Shakespeare forged his tremendous art in the crucible of his comic imagination, which throughout his life enveloped and contained his tragic one. His early comedies—with their baroque poetic exuberance, intense theatricality, explosive bursts of humor, and superbly concrete realizations of the dialects of love—capture as in a chrysalis all that he was to become. They provide a complete inventory of the mind of our greatest writer in the middle of his golden youth.
This volume contains The Comedy of Errors, The Taming of the Shrew, The Two Gentlemen of Verona, Love's Labor's Lost, A Midsummer Night's Dream, and it's companion piece, Romeo and Juliet, which Tony Tanner describes in his introduction as "a tragedy by less than one minute." The texts, authoritatively edited by Sylvan Barnet, are supplemented with textual notes, bibliographies, a detailed chronology of Shakespeare's life and times, and a substantial introduction in which Tanner discusses each play individually and in the context of Shakespeare's oeuvre.

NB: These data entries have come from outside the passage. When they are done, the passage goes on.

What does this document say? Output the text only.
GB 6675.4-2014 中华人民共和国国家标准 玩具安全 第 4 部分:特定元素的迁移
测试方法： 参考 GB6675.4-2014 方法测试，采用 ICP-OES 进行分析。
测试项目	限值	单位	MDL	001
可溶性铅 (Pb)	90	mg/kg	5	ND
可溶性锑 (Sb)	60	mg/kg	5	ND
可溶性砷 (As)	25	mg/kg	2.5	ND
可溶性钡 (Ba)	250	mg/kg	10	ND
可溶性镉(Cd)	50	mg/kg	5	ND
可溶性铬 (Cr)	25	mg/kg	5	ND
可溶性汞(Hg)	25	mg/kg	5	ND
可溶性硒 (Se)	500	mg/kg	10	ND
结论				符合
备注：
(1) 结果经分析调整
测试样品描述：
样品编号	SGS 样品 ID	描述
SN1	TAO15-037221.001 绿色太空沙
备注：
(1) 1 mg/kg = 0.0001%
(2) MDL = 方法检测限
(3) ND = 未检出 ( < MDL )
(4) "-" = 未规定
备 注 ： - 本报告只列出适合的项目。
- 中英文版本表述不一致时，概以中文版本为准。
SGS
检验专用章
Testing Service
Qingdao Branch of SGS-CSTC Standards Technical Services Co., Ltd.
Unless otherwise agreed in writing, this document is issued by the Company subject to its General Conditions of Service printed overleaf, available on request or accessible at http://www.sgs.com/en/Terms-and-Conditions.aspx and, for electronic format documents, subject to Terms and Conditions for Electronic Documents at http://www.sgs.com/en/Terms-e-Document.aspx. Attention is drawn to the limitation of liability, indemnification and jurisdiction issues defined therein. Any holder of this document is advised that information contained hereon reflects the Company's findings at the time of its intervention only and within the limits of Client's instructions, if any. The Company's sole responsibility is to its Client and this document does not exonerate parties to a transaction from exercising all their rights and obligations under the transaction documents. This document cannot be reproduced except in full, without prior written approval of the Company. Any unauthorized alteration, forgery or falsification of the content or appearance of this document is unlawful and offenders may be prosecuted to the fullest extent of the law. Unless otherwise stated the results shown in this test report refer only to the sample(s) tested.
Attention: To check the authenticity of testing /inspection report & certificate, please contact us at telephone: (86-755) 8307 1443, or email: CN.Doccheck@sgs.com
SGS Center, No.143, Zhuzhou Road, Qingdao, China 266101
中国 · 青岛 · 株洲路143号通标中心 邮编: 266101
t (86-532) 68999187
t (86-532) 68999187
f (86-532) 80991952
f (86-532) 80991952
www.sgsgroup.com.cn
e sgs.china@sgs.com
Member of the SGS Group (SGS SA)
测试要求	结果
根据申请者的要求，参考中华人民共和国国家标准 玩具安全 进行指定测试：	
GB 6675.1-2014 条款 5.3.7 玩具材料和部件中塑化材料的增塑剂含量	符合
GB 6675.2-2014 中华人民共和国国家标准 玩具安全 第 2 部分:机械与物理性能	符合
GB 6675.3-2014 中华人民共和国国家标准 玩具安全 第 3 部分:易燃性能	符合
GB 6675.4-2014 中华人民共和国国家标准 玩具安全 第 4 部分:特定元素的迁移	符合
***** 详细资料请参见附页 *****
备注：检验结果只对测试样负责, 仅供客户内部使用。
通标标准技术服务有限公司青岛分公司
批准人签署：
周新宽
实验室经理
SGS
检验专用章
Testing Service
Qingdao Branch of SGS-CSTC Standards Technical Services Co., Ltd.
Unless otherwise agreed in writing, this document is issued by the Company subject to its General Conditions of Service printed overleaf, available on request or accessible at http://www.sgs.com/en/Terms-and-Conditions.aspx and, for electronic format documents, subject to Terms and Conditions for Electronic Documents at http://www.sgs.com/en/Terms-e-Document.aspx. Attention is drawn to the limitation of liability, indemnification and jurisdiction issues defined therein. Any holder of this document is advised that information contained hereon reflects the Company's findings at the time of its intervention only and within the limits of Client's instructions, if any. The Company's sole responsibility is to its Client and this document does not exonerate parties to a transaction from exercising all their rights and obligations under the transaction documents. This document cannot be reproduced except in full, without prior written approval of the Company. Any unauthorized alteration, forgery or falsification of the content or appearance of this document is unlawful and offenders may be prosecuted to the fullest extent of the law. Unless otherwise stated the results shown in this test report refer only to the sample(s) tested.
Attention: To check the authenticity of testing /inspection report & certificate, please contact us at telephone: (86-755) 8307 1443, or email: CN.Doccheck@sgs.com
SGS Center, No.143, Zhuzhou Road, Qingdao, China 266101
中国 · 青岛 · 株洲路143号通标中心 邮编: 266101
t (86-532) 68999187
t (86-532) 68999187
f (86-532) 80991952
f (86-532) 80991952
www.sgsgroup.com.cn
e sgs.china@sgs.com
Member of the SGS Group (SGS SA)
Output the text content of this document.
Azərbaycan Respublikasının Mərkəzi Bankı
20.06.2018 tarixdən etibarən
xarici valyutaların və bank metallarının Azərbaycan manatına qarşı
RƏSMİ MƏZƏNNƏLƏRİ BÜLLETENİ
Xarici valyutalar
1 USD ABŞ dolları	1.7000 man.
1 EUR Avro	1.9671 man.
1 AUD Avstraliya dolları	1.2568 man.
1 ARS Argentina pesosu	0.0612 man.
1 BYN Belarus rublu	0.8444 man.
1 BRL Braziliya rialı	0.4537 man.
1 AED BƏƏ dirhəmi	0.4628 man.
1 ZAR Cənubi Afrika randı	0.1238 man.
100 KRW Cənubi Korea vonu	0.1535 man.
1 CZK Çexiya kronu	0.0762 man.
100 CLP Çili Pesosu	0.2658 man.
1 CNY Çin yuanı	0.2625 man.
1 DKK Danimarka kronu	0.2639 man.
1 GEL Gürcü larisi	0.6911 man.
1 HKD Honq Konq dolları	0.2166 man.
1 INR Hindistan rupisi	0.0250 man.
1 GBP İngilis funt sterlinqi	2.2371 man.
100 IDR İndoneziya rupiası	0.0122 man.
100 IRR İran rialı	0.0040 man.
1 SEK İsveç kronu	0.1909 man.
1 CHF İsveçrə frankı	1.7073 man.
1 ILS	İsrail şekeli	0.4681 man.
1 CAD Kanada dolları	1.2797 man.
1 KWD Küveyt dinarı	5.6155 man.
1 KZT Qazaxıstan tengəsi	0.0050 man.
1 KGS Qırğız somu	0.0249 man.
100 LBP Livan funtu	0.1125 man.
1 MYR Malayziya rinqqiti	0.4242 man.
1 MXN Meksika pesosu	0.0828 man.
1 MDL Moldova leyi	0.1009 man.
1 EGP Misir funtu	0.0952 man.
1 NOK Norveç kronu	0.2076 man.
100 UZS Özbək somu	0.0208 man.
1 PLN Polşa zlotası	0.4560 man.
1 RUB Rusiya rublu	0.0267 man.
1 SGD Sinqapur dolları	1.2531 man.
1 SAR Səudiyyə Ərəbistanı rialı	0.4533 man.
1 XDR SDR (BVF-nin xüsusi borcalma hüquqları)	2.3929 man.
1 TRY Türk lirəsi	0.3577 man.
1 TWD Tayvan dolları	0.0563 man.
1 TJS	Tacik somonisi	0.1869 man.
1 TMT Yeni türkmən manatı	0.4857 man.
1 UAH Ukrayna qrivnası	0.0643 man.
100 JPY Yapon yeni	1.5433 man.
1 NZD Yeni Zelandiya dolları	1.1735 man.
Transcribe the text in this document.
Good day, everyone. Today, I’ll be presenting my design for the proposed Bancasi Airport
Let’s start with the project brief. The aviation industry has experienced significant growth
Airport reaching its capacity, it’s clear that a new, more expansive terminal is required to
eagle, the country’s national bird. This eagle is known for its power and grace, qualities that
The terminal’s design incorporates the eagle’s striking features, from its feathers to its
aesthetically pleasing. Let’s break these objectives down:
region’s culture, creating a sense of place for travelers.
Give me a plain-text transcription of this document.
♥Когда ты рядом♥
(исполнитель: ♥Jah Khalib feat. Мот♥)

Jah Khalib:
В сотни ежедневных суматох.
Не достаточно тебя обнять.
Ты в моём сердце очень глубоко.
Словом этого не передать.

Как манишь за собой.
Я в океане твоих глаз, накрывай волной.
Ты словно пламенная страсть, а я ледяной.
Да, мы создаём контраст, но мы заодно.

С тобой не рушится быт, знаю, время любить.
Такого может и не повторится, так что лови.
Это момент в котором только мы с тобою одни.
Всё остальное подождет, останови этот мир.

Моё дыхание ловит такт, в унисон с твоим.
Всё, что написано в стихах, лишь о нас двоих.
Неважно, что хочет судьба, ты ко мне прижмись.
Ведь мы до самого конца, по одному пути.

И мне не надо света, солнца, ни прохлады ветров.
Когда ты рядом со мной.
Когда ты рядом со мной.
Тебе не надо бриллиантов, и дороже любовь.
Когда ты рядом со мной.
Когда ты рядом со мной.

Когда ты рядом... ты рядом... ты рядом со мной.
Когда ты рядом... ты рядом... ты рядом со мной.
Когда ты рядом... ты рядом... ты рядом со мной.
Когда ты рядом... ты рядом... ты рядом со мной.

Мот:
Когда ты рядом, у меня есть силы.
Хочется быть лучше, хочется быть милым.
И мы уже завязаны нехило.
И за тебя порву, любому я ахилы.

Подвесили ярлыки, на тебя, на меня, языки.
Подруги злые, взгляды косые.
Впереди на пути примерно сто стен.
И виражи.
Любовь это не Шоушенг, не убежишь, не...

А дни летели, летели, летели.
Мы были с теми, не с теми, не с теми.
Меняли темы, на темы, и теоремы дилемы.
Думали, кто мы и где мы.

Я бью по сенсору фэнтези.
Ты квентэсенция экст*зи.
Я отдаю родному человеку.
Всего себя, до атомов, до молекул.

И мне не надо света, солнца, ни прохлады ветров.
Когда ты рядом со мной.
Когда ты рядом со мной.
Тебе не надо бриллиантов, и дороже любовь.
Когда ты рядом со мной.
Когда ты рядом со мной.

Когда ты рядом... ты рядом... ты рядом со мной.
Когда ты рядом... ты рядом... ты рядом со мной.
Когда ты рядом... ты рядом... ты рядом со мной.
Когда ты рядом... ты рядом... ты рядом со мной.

(Book Jacket Status: Jacketed)
About the Author
William Shakespeare was born in April 1564 in the town of Stratford-upon-Avon, on England's Avon River. When he was eighteen, he married Anne Hathaway. The couple had three children--their older daughter, Susanna, and the twins, Judith and Hamnet. Hamnet, Shakespeare's only son, died in childhood. The bulk of Shakespeare's working life was spent, not in Stratford, but in the theater world of London, where he established himself professionally by the early 1590s. He had a successful career in London as a playwright and actor and was a shareholder in the acting company the Lord Chamberlain's Men, later known as the King's Men. He produced most of his plays between 1589 and 1613. Sometime between 1610 and 1613, Shakespeare is thought to have retired from the stage and returned home to Stratford, where he died in 1616.
Tony Tanner was Professor of English and American Literature at the University of Cambridge.